I’ll give you an example of what I mean.
Some years ago, after an organizing meeting, a bunch of us ended up in a bar. The discussion turned to free speech, and I made reference to a recent Kanadian Supreme Court case where they ruled that a man who had been charged with producing hand-drawn child pornography for the sole purpose of self-titillation and had never shown it nor intended to show it to any other person, had not committed a criminal act.
As folks on Fluther know, I take my civil liberties very seriously. I was and am totally in support of people being able to express themselves, even and especially when it makes a lot of people very angry. My opinion was not very popular at a table full of college leftists, and after a vigorous and increasingly acrimonious argument, my main opponent began crying. “No, no,” she said, holding up a hand and turning away theatrically, “don’t worry about me. I’m okay. It’s just that I’m a survivor of sexual abuse, that’s all.”

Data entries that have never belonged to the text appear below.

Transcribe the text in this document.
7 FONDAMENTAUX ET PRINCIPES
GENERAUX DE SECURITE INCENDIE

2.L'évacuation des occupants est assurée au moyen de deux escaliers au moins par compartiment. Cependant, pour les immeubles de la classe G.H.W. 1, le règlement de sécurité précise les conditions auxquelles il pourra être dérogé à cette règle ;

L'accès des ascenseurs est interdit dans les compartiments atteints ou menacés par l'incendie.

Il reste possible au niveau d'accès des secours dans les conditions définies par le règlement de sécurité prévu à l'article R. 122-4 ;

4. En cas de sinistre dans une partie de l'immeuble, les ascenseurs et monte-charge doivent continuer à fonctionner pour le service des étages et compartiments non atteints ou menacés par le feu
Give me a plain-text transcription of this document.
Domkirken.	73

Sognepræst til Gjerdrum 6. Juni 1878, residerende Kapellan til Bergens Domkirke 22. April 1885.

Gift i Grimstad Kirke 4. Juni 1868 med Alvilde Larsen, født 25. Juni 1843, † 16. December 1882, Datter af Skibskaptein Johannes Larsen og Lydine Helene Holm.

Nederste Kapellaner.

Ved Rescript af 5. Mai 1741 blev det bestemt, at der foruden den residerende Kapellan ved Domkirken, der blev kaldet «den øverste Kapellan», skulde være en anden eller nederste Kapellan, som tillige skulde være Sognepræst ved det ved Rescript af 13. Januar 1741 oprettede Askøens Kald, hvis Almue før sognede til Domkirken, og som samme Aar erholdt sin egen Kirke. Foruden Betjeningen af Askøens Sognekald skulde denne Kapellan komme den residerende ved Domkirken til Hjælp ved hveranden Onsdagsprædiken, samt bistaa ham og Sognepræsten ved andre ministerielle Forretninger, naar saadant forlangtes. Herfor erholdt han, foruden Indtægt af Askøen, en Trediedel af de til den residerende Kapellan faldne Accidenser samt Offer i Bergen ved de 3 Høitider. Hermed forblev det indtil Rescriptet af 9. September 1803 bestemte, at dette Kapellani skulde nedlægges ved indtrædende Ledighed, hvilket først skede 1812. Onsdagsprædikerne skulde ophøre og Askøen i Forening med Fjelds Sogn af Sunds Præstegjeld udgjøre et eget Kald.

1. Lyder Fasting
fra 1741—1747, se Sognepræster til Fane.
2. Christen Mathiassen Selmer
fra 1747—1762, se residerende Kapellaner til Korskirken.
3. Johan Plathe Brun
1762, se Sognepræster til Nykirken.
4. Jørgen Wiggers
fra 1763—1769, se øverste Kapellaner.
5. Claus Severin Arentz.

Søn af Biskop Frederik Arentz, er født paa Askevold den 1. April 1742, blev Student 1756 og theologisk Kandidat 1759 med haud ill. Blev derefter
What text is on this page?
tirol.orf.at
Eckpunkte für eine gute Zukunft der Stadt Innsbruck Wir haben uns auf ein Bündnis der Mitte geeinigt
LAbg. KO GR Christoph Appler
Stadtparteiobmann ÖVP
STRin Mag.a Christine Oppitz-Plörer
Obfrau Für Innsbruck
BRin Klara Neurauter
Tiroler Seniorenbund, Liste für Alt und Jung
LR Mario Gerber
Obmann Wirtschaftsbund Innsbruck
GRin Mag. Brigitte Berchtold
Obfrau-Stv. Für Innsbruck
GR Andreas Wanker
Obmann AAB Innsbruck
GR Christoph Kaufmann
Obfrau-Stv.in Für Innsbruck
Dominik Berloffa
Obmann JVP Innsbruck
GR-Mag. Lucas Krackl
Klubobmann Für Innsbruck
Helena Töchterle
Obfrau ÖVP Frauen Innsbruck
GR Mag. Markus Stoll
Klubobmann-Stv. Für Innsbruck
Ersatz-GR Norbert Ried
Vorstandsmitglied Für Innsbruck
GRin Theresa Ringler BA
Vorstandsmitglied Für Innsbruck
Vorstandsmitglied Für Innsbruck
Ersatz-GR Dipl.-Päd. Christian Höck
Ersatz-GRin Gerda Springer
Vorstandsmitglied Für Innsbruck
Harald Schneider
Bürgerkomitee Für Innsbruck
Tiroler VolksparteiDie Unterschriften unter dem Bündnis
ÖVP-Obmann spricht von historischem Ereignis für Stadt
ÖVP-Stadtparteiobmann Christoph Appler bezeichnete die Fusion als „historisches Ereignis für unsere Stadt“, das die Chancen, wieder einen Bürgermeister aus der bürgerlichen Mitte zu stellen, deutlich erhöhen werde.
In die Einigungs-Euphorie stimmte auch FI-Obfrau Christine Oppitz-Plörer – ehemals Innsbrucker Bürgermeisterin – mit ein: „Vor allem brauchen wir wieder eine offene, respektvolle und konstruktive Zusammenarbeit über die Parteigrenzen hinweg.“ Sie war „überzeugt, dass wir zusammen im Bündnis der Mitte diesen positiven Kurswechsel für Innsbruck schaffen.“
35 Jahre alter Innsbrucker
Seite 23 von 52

This sort of emotional blackmail and utterly cynical crocodile tears infuriate me. Especially since it carries with it the arrogance that she’s the only one at the table to have experienced sexual abuse as a child (she wasn’t; I have abuse in my own childhood, and don’t need to put it on display to attract pity), and we should all coddle her like a delicate porcelain doll.
I coldly informed her that she was welcome to weep all the wanted, and that it didn’t bother me at all. Although this is exactly what she claimed I should do, you can imagine the responses I got. And when she realized her tears hadn’t caused my face to melt off like I’d opened the Ark of the Covenant, she flew into a fury and stormed out.
Leaping to the defence of the poor wittle delicate girlies is far more vicious and patriarchal than inducing someone to spout manipulative tears.